Hadoop Data Types

Hadoop MapReduce uses typed data at all times when it interacts with user-provided Mappers and Reducers: data read from files into Mappers, emitted by mappers to reducers, and emitted by reducers into output files is all stored in Java objects.

Writable Types

Objects which can be marshaled to or from files and across the network must obey a particular interface, called Writable, which allows Hadoop to read and write the data in a serialized form for transmission. Hadoop provides several stock classes which implement Writable: Text (which stores String data), IntWritable, LongWritable, FloatWritable, BooleanWritable, and several others. The entire list is in the org.apache.hadoop.io package of the Hadoop source.

In addition to these types, you are free to define your own classes which implement Writable.
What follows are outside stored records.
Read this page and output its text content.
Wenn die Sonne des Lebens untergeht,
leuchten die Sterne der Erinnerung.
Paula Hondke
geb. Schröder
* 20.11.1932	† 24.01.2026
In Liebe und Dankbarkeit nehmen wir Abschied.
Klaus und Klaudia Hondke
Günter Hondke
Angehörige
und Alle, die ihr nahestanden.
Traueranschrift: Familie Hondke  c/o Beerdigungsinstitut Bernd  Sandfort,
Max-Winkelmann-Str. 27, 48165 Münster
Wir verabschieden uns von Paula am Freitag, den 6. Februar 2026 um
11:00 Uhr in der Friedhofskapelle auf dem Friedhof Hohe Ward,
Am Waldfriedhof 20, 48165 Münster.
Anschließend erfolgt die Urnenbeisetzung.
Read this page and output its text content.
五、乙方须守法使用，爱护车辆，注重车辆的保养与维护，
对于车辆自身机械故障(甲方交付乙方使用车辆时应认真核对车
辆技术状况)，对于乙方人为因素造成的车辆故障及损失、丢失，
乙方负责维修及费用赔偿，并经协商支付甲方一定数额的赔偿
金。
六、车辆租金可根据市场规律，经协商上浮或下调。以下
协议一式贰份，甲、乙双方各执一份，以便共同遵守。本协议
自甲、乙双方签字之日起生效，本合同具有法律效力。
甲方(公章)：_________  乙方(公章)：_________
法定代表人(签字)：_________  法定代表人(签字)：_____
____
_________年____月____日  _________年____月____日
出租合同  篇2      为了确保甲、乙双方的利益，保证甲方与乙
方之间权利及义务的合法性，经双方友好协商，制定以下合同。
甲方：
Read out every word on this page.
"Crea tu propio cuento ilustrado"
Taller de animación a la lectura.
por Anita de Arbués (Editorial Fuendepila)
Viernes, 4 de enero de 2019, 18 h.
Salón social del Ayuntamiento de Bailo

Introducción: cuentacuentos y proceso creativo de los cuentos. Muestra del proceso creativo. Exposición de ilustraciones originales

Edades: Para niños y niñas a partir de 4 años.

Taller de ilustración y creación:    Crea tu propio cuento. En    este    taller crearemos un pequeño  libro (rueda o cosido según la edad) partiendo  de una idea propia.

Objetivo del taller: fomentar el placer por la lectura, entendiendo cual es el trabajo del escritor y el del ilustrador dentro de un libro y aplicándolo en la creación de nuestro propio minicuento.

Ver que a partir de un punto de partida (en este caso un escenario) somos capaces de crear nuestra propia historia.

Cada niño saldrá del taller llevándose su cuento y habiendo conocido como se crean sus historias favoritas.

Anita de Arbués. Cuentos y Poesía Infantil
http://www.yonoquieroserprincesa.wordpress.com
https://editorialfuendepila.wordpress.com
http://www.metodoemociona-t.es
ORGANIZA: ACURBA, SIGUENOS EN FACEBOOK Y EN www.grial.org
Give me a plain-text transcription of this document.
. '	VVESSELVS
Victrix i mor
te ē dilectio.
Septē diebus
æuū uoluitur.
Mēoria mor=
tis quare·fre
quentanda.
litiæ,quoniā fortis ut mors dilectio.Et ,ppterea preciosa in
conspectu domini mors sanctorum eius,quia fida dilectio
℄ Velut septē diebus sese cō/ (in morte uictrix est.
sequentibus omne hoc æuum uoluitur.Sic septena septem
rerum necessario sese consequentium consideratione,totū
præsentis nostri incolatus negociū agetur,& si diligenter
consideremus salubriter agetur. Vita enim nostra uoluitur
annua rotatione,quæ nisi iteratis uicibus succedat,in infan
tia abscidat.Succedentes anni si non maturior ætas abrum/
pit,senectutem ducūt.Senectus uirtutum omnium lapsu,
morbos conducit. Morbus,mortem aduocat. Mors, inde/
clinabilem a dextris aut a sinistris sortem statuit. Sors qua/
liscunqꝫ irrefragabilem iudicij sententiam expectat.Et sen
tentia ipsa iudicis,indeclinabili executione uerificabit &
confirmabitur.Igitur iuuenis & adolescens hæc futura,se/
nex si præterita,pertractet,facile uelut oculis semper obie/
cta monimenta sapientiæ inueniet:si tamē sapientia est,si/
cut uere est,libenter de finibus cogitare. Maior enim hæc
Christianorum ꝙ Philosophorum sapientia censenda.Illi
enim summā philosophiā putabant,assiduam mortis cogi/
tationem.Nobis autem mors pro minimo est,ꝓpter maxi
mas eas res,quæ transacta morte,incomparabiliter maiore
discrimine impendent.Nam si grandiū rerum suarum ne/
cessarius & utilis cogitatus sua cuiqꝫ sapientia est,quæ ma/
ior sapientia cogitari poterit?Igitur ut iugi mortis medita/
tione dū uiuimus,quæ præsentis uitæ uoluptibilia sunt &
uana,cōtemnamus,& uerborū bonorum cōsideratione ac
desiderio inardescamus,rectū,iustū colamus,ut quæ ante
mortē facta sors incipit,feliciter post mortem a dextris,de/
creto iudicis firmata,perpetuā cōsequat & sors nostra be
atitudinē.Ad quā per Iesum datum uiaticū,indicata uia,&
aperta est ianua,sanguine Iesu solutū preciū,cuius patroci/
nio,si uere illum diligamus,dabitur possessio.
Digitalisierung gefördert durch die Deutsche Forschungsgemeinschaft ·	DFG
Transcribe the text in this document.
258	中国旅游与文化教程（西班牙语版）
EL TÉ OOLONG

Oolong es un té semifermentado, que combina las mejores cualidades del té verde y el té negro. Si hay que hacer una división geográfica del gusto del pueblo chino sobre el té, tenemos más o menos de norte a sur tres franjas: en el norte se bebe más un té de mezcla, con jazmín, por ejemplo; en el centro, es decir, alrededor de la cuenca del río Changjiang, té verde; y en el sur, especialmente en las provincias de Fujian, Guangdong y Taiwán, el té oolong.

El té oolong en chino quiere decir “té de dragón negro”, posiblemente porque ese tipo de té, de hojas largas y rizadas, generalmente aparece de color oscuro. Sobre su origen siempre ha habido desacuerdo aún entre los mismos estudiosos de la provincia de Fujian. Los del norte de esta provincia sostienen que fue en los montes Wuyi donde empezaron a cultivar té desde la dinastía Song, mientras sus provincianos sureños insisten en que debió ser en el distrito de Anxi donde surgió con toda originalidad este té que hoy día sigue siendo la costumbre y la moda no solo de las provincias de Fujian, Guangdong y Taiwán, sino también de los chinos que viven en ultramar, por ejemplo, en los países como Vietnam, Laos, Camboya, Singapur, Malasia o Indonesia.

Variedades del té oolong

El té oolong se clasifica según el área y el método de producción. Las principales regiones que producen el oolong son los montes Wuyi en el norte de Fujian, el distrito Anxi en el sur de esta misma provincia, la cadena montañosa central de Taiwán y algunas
You can organize a structure of virtually any layout to fit your data and be transmitted by Hadoop. As a motivating example, consider a mapper which emits key-value pairs where the key is the name of an object, and the value is its coordinates in some 3-dimensional space. The key is some string-based data, and the value is a structure of the form:

struct point3d {

float x;

float y;

float z;

}

The key can be represented as a Text object, but what about the value? How do we build a Point3D class which Hadoop can transmit? The answer is to implement the Writable interface, which requires two methods:

public interface Writable {

void readFields(DataInput in);

void write(DataOutput out);

}

The first of these methods initializes all of the fields of the object based on data contained in the binary stream in. The latter writes all the information needed to reconstruct the object to the binary stream out. The DataInput and DataOutput classes (part of java.io) contain methods to serialize most basic types of data; the important contract between your readFields() and write() methods is that they read and write the data from and to the binary stream in the same order. The following code implements a Point3D class usable by Hadoop:

A Point class which implements Writable

public class Point3D implements Writable {

public float x;

public float y;

public float z;

public Point3D(float x, float y, float z) {

this.x = x;

this.y = y;

this.z = z;

}

public Point3D() {

this(0.0f, 0.0f, 0.0f);

}

public void write(DataOutput out) throws IOException {

out.writeFloat(x);

out.writeFloat(y);

out.writeFloat(z);

}

public void readFields(DataInput in) throws IOException {

x = in.readFloat();

y = in.readFloat();

z = in.readFloat();

}

public String toString() {

return Float.toString(x) + “, “

+ Float.toString(y) + “, “

+ Float.toString(z);

}

}

Hadoop’s Interface – Hadoop has the Writable interface specified as

import java.io.DataInput ;

import java.io.DataOutput ;

import java.io.IOException ;

public interface Writable

{

void write(DataOutput out) throws IOException ;

void readFields(DataInput in) throws IOException ;

}

The main purpose of this interface is to provide mechanisms for the serialization and deserialization of data as it is passed across the network or read and written from the disk. Every data type to be used as a value input or output from a mapper or reducer (that is, V1, V2, or V3) must implement this interface.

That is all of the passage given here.